Tujuan khusus dari penelitian ini adalah sabagai berikut :

a. Mengidentifikasi tingkat pengetahuan ibu di wilayah kerja Puskemas Banua Padang.

b. Mengidentifikasi sikap ibu di wilayah kerja Puskemas Banua Padang.

c. Mengidentifikasi kejadian ISPA pada balita di wilayah kerja Puskemas Banua Padang.

d. Menganalisis hubungan tingkat pengetahuan ibu dengan kejadian ISPA pada balita di wilayah kerja Puskesmas Banua Padang.

e. Menganalisis hubungan sikap ibu dengan kejadian ISPA pada balita di wilayah kerja Puskesmas Banua Padang.

D. Manfaat Penelitian1. Secara teoritis

Sebagai bahan masukan ilmu pengetahuan dalam bidang ilmu keperawatan, khususnya mengenai penyakit ISPA dan diharapkan dapat bermanfaat sebagai bahan referensi untuk karya tulis berikutnya.

2. Secara Praktis

a. Bagi Profesi Keperawatan

Hasil penelitian ini diharapkan dapat dijadikan bahan masukan bagi perawat untuk meningkatkan profesionalisme dalam asuhan keperawatan khususnya dalam menjalankan peran perawat dalam penatalaksanaan penyakit ISPA.

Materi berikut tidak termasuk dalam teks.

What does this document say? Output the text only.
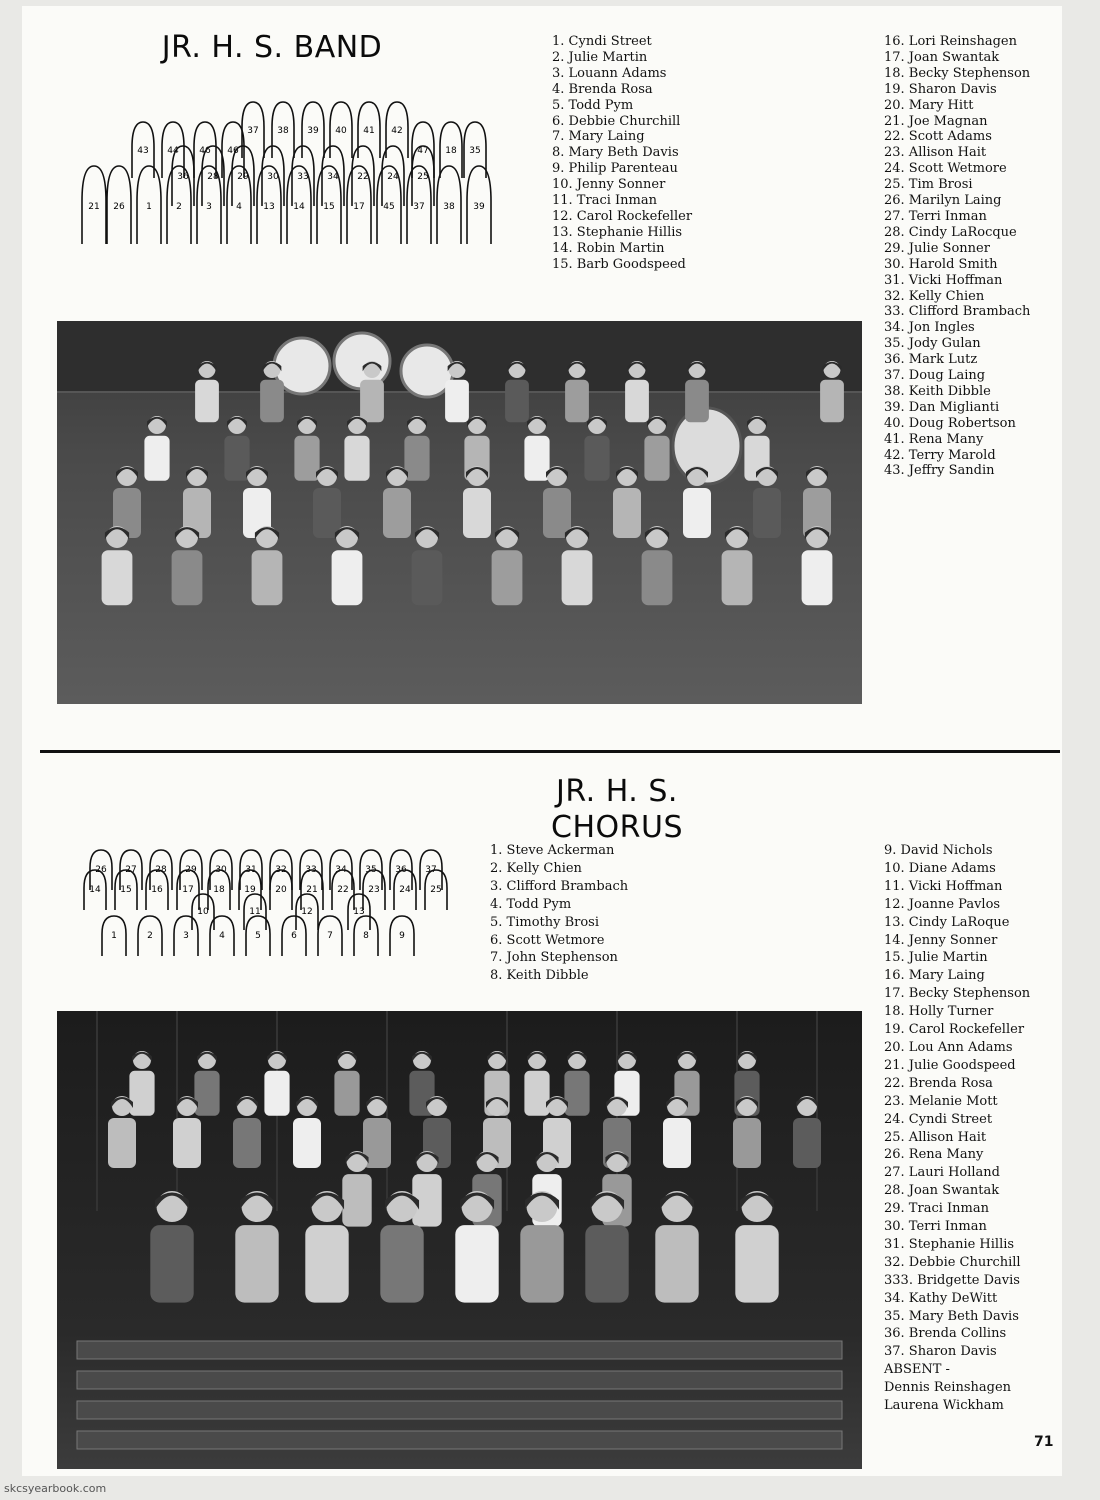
JR. H. S. BAND
37 38 39 40 41 42
43 44 46 46	47 18 35
36 28 29 30 33 34 22 24 25
21 26 1	2	3	4 13 14 15 17 45 37 38 39
1. Cyndi Street
2. Julie Martin
3. Louann Adams
4. Brenda Rosa
5. Todd Pym
6. Debbie Churchill
7. Mary Laing
8. Mary Beth Davis
9. Philip Parenteau
10. Jenny Sonner
11. Traci Inman
12. Carol Rockefeller
13. Stephanie Hillis
14. Robin Martin
15. Barb Goodspeed
16. Lori Reinshagen
17. Joan Swantak
18. Becky Stephenson
19. Sharon Davis
20. Mary Hitt
21. Joe Magnan
22. Scott Adams
23. Allison Hait
24. Scott Wetmore
25. Tim Brosi
26. Marilyn Laing
27. Terri Inman
28. Cindy LaRocque
29. Julie Sonner
30. Harold Smith
31. Vicki Hoffman
32. Kelly Chien
33. Clifford Brambach
34. Jon Ingles
35. Jody Gulan
36. Mark Lutz
37. Doug Laing
38. Keith Dibble
39. Dan Miglianti
40. Doug Robertson
41. Rena Many
42. Terry Marold
43. Jeffry Sandin
JR. H. S.
CHORUS
26 27 28 29 30 31 32 33 34 35 36 37
14 15 16 17 18 19 20 21 22 23 24 25
10	11	12	13
1	2	3	4	5	6	7	8	9
1. Steve Ackerman
2. Kelly Chien
3. Clifford Brambach
4. Todd Pym
5. Timothy Brosi
6. Scott Wetmore
7. John Stephenson
8. Keith Dibble
9. David Nichols
10. Diane Adams
11. Vicki Hoffman
12. Joanne Pavlos
13. Cindy LaRoque
14. Jenny Sonner
15. Julie Martin
16. Mary Laing
17. Becky Stephenson
18. Holly Turner
19. Carol Rockefeller
20. Lou Ann Adams
21. Julie Goodspeed
22. Brenda Rosa
23. Melanie Mott
24. Cyndi Street
25. Allison Hait
26. Rena Many
27. Lauri Holland
28. Joan Swantak
29. Traci Inman
30. Terri Inman
31. Stephanie Hillis
32. Debbie Churchill
333. Bridgette Davis
34. Kathy DeWitt
35. Mary Beth Davis
36. Brenda Collins
37. Sharon Davis
ABSENT -
Dennis Reinshagen
Laurena Wickham
71
skcsyearbook.com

b. Bagi Puskesmas Banua Padang

Sebagai bahan masukan bagi Puskesmas dalam rangka meninngkatkan program promotif dan program P2 ISPA yautu pencegahan dan pemberantasan penyakit ISPA di masyarakat terutama pada kelompok resiko antara lain balita yang berada di wilayah Kecamatan Bungur.

c. Bagi Masyarakat

Meningkatkan pengetahuan ibu yang mempunyai anak balita tentang penyakit ISPA dalam merawat dan mencegah terjadinya ISPA.